A UI designed on a non-touch interface is not stupid... it's mind bogglingly fuckwit stupid. I first developed touch interfaces over ten years ago and I can assure you, it is not extremely difficult to produce a combined interface that works well with both. It does introduce a lot of restrictions and in the end you either have a restricted interface (touch) or a much less restricted interface (mouse / keyboard). The chief difficulties are that a mouse is much more accurate as the hit point is more precise and a user does not have their hand / finger in the way and a mouse has two or three standard buttons allowing consistent selection / menu actions. Not that right click menus are exactly great from the UX point of view, however they are an established standard and are a good tool for providing additional control at the point of use compared to a user having to find the same control elsewhere in menus / buttons further away from the focus of interest. The point about them not being great for users is very pertinent when you realise than a great many users just don't know that right click menus exist...
The list of stupid objections was endless. The Start Screen would obscure what was on the page. Right - so you navigate the Start Menu without looking at it do you and without stopping from reading what you're reading in the main window? Of course you do...
I'll give you this point, but only on the very narrow aspect of looking at a modal interface (popup window) that either covers the screen or just prevents you from using the rest of the screen without disappearing. The poor thing about the new start screen is that it is a) ugly as sin (subjective of course, and it does depend on the content), b) is a poor way to locate what you want as it's invariably full of junk, which lead onto c) removes all of the useful features that have been built up in previous incarnations of windows. Such as Most Recently Used documents and applications, pinned items, sorted items, indicators for new items and so on. It's not that the old start menu was great, it's that the new one is a functional step backwards.
Or how about that opening a PDF would, by default, launch the Metro PDF reader causing the poor confused user into the Hell of Metro land where they would flounder helplessly. I heard that one loads of times. So switch the default app for PDFs, I'd say. It's just right-click on the file.
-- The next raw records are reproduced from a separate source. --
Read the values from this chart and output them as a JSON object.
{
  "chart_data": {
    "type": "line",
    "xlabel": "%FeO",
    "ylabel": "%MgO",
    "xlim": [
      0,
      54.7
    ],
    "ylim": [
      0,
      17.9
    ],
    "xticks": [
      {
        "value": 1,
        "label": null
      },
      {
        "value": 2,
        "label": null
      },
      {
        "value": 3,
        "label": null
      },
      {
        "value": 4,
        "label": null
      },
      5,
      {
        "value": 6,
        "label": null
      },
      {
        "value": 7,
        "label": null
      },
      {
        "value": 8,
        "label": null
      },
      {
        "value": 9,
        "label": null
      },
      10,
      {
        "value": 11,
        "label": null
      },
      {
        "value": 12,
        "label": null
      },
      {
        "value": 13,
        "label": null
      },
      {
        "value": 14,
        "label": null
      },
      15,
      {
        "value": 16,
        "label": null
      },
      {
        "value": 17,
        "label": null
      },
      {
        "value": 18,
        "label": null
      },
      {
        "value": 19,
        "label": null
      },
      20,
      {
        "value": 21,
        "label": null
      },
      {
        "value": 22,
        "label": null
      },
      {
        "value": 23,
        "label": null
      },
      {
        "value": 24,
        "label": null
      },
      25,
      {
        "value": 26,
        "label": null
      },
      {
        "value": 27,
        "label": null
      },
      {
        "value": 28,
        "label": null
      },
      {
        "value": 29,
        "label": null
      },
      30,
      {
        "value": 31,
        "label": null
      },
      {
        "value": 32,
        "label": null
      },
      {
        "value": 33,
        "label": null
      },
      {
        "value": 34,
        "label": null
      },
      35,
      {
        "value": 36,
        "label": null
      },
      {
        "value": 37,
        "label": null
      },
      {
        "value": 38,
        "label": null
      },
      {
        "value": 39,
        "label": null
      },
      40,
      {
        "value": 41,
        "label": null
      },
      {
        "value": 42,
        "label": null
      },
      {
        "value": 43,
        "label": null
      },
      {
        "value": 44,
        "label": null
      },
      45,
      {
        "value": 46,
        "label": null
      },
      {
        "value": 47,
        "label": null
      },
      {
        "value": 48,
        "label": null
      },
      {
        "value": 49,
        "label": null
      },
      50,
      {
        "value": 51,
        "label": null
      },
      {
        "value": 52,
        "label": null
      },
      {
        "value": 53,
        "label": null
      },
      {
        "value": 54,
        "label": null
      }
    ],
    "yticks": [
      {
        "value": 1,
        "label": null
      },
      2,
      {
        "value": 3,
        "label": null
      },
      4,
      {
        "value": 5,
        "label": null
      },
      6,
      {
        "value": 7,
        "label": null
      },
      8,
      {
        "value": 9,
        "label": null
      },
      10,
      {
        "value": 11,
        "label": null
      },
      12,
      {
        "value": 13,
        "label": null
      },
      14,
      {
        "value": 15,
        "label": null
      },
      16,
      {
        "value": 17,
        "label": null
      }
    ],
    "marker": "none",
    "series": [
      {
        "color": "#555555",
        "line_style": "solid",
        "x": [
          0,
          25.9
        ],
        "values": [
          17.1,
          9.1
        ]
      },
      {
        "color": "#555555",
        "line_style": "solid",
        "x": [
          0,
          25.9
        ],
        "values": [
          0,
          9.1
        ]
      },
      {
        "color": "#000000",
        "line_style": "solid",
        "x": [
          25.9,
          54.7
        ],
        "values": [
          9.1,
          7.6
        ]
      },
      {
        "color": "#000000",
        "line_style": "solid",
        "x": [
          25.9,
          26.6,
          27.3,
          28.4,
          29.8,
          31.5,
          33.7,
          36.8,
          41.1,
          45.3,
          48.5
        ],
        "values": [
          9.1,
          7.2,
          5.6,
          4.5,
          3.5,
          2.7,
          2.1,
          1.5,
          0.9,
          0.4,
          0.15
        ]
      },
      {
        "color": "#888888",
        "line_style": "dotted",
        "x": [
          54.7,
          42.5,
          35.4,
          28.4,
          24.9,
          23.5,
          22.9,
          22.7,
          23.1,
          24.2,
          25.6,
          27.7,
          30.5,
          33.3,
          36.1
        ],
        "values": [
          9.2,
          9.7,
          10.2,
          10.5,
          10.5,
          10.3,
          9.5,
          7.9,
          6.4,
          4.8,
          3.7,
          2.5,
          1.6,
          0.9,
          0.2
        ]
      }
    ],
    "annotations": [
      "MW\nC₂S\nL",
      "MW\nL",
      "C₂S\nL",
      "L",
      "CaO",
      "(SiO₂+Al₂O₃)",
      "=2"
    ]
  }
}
But users wont know how to do that - they just want to read their PDF. Uh, you do know that Adobe Reader isn't part of Windows 7, right? That if the user just does it on Windows 7 it wont even open at all - just ask them if they want to install something that will read it? Uh, well, they respond. Some OEMs pre-installed Adobe Reader. Yeah, and they can do the same on Windows 8. Stop trying so hard to find things to struggle with.
Again you're thinking about a non-average user. An average user will just hate the mind jar switch to a deficient interface and the mind jar of how to get back to where they were previously (this is mind mapping allowing a user to visualise and refer to their position within an interface - it's a key user interface point and break it and you will confuse users).